Light communications company pureLifi has achieved “unprecedented” data rates when transmitting data from LED bulbs and talked up the technology’s ability to be a key enabler of the internet of everything.
The technology, known as Li-Fi, provides networking capabilities that are similar to Wi-Fi, but with a significantly greater spatial use of bandwidth.
Testing at the University of Edinburgh’s Li-Fi research and development centre hit 10MBps, double the previous data rate. Previously, pureLiFi previously hit rates of 5MBps over distances between three and five metres.
Tests also showed how data could be transmitted in an energy efficient way using LEDs and how illumination was not needed in uplink transmissions from a mobile device to an access point.

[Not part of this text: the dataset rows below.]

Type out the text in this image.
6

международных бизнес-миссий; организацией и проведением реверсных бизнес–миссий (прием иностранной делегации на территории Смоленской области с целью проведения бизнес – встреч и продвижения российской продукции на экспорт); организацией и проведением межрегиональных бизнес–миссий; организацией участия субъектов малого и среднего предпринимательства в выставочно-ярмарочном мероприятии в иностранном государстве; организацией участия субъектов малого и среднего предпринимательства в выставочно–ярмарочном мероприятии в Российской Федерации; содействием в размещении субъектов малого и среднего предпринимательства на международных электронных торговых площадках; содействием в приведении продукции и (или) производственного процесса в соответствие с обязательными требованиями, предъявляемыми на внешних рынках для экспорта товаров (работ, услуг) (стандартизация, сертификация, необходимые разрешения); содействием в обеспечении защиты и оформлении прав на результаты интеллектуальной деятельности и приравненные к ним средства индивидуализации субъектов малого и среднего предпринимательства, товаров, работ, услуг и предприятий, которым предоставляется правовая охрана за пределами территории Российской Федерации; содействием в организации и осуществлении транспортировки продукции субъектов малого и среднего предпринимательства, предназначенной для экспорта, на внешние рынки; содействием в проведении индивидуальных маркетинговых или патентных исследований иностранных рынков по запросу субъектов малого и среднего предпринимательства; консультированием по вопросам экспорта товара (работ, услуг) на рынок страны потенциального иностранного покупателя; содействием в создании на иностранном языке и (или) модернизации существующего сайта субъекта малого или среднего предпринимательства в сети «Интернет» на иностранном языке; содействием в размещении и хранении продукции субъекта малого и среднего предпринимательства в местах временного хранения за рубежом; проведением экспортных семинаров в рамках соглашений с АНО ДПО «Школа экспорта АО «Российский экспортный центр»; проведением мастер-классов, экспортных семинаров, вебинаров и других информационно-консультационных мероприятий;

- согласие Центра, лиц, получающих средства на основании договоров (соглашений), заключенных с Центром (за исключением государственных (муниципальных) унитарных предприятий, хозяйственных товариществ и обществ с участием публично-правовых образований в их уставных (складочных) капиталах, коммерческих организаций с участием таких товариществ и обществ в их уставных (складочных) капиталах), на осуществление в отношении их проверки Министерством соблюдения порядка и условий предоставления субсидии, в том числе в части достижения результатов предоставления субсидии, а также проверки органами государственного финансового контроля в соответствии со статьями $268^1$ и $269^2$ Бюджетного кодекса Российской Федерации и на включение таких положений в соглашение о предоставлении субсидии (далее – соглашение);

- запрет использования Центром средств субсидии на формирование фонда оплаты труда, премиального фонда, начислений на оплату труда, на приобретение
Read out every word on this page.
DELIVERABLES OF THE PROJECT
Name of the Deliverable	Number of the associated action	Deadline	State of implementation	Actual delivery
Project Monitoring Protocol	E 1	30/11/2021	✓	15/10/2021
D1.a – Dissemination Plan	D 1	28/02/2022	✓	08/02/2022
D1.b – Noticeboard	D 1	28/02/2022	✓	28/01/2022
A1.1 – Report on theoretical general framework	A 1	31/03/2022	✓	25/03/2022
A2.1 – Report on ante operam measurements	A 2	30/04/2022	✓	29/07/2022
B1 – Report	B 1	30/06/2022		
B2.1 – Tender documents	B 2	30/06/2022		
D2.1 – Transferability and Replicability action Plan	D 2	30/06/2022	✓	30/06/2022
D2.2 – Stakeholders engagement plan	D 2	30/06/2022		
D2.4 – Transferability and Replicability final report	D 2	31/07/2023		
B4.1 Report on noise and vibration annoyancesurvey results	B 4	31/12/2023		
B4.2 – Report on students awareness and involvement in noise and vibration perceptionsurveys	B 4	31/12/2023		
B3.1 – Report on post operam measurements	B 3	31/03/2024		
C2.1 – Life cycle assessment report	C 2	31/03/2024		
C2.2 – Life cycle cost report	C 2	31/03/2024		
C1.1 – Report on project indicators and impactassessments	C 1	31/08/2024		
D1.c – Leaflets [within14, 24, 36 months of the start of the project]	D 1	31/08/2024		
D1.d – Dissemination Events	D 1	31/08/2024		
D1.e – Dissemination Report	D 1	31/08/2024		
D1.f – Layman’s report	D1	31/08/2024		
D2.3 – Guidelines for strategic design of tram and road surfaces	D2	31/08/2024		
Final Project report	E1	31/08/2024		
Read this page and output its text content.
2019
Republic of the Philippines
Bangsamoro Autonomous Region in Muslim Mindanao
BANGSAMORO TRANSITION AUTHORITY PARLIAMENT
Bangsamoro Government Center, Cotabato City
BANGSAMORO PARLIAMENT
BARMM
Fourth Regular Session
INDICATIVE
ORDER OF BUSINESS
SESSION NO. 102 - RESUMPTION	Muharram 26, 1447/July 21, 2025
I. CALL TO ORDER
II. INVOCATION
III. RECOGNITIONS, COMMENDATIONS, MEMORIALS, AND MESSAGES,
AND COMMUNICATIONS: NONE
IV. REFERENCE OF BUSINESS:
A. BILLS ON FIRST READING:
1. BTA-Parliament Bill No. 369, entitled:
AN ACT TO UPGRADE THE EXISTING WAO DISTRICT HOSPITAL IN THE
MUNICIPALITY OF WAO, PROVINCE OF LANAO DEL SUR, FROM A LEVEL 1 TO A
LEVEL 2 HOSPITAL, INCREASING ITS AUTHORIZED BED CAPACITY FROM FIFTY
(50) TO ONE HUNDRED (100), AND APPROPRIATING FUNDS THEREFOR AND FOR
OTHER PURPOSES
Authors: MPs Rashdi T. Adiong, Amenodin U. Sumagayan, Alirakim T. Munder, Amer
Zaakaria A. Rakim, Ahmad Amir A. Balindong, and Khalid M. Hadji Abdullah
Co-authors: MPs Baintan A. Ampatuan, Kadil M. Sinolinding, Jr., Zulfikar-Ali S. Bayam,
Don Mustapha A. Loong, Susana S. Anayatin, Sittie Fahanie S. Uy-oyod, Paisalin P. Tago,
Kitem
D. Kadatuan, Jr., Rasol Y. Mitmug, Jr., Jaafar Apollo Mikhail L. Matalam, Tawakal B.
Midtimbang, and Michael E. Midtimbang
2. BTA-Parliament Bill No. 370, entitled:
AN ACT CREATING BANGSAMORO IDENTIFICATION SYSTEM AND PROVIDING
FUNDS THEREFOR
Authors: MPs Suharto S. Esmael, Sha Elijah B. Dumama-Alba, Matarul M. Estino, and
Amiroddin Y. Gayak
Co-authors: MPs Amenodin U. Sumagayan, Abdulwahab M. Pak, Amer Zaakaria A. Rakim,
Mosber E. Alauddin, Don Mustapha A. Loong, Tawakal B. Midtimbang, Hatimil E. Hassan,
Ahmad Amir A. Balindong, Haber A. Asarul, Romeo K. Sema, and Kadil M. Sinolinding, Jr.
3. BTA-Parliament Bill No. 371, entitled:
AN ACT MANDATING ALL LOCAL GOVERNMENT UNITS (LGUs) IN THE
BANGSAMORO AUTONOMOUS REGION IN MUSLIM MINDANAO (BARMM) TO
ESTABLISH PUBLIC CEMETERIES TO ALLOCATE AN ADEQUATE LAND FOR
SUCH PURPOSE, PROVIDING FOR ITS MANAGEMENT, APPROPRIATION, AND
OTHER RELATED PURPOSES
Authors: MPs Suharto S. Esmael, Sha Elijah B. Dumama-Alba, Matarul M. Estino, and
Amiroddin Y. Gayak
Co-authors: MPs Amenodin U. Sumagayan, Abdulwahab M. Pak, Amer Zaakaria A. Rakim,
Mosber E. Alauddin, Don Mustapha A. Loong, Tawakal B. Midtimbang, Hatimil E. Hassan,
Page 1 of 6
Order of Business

PureLiFi, which was spun out of the work done by the University of Edinburgh, said data could be transferred via off-the-shelf LED light bulbs. The university’s professor of mobile communications Harald Haas serves as pureLiFi’s chief science officer and co-founded the business.
He said: “We’ve established that we can still transmit data wirelessly at data rates close to 100 percent when lights are dimmed to levels where they appear to be switched off altogether. This is a massive breakthrough in Li-Fi, developed by way of a radically new algorithm, and is a positive indicator for the development of the Li-Fi industry as a whole.
“This latest development furthers the case for Li-Fi revolutionising wireless communications, helps keep pureLiFi at the forefront of research and commercialisation and shows that Li-Fi really could be the enabler of the Internet of Everything.”
pureLifi’s Li-1st system, which uses an IP-enabled ceiling unit that can be connected via USB to a client’s devices, was launched in January and claims to be the world’s first commercial Li-Fi product.